With @mateiidavid 's guidance I've run go run controller/script/destination-client/main.go -method getProfile -path 10.12.0.7:3306. The output suggests that the destination service is informing the proxy that the destination is opaque:

INFO[0000] opaque_protocol:true  retry_budget:{retry_ratio:0.2  min_retries_per_second:10  ttl:{seconds:10}}

I'll continue to investigate.

JacobHenner avatar Apr 18 '22 14:04 JacobHenner

I've put up a change to add some more debug logging to help us narrow this down.

You can try it by running your workload with pod annotations:

config.linkerd.io/proxy-image: ghcr.io/olix0r/l2-proxy
config.linkerd.io/proxy-version: opaque.f617d8fb

olix0r avatar Apr 18 '22 16:04 olix0r

The relevant new loglines are:

[    69.191838s] DEBUG ThreadId(01) outbound:accept{client.addr=100.64.57.205:47896}:server{orig_dst=10.12.0.7:3306}:profile: linkerd_app_outbound::switch_logical: No profile; forwarding to the original destination
[    69.191857s] DEBUG ThreadId(01) outbound:accept{client.addr=100.64.57.205:47896}:server{orig_dst=10.12.0.7:3306}:profile: linkerd_app_outbound::http::detect: Attempting HTTP protocol detection

JacobHenner avatar Apr 18 '22 17:04 JacobHenner

@JacobHenner OK, I think I've tracked down the issue and should have a fix in config.linkerd.io/proxy-version: opaque.ddf0ce28 -- i'm getting tests together and will try to include this in the upcoming 2.11.2 release.

olix0r avatar Apr 19 '22 15:04 olix0r

@JacobHenner OK, I think I've tracked down the issue and should have a fix in config.linkerd.io/proxy-version: opaque.ddf0ce28 -- i'm getting tests together and will try to include this in the upcoming 2.11.2 release.

Great, thank you for addressing this!

I've just tested this image, and I can confirm it exhibits the desired behavior.

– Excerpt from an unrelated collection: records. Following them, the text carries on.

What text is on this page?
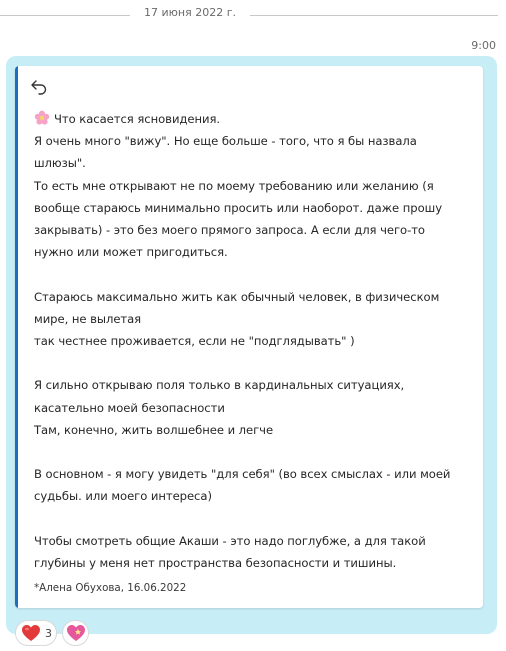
17 июня 2022 г.
9:00

Что касается ясновидения.

Я очень много "вижу". Но еще больше - того, что я бы назвала

шлюзы".

То есть мне открывают не по моему требованию или желанию (я

вообще стараюсь минимально просить или наоборот. даже прошу

закрывать) - это без моего прямого запроса. А если для чего-то

нужно или может пригодиться.

Стараюсь максимально жить как обычный человек, в физическом

мире, не вылетая

так честнее проживается, если не "подглядывать" )

Я сильно открываю поля только в кардинальных ситуациях,

касательно моей безопасности

Там, конечно, жить волшебнее и легче

В основном - я могу увидеть "для себя" (во всех смыслах - или моей

судьбы. или моего интереса)

Чтобы смотреть общие Акаши - это надо поглубже, а для такой

глубины у меня нет пространства безопасности и тишины.

*Алена Обухова, 16.06.2022
3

My test was limited to a connection to an out-of-mesh service on port 3306. I did not test for any regressions.

Thankfully, the default opaque ports are sufficient for our purposes. However, the subject used when opening this issue is a bit more broad. Since I can imagine that other users might need to disable protocol detection for non-default-opaque ports, should this issue remain open once https://github.com/linkerd/linkerd2-proxy/pull/1617 is merged, or should a separate issue be opened to track potential enhancements?

Thanks again!

JacobHenner avatar Apr 19 '22 17:04 JacobHenner

@JacobHenner Great. I'll leave this open for now, though it may stale out. I think this will slot into already-(loosely-)planned egress policy/configuration work, sketched in for 2.13.

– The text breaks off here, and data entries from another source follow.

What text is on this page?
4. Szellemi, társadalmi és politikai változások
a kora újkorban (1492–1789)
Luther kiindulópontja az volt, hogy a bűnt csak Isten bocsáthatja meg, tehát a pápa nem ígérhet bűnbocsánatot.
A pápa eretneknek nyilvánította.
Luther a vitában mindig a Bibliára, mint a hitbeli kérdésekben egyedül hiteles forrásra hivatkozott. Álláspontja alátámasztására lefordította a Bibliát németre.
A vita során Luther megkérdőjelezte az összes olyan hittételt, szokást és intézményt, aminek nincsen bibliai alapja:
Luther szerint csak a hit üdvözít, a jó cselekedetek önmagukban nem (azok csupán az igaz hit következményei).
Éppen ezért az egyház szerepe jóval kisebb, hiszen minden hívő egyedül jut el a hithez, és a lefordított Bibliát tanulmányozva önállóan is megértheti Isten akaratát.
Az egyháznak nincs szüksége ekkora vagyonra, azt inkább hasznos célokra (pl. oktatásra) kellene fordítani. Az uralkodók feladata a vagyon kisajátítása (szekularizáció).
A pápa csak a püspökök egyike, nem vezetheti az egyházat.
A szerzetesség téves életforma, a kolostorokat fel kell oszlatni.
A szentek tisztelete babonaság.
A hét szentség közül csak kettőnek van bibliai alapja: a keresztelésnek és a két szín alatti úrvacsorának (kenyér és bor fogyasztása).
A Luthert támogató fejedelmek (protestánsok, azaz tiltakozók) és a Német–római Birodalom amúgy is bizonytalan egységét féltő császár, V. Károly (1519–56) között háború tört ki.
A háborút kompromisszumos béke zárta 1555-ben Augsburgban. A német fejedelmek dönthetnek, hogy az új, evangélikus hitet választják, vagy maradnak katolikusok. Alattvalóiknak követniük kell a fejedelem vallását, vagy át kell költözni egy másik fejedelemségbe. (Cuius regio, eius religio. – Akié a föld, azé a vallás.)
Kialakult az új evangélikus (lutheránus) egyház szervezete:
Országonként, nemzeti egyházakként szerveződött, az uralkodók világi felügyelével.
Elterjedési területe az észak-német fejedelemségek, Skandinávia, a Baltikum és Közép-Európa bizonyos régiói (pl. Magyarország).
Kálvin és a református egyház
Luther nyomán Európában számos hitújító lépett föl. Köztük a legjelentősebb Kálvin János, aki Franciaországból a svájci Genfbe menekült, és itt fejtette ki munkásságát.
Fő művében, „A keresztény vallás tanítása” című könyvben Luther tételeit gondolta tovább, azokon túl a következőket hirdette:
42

olix0r avatar Apr 19 '22 20:04 olix0r

This issue has been automatically marked as stale because it has not had recent activity. It will be closed in 14 days if no further activity occurs. Thank you for your contributions.

stale[bot] avatar Jul 19 '22 01:07 stale[bot]

Removing the wontfix on this, but this is something that already can be configured — albeit in a cluster-wide way. When installing Linkerd, users can change the default opaque ports with --set opaquePorts="..." so that un-meshed workloads that are running a non-default opaque port do not result in a protocol detection timeout.

Ideally it would be nice if this could be set on a per-workload basis from the client instead of having to change a cluster-wide configuration. As already mentioned in the original description, this could be handled by an annotation.

kleimkuhler avatar Jul 20 '22 23:07 kleimkuhler

This issue has been automatically marked as stale because it has not had recent activity. It will be closed in 14 days if no further activity occurs. Thank you for your contributions.

stale[bot] avatar Oct 19 '22 16:10 stale[bot]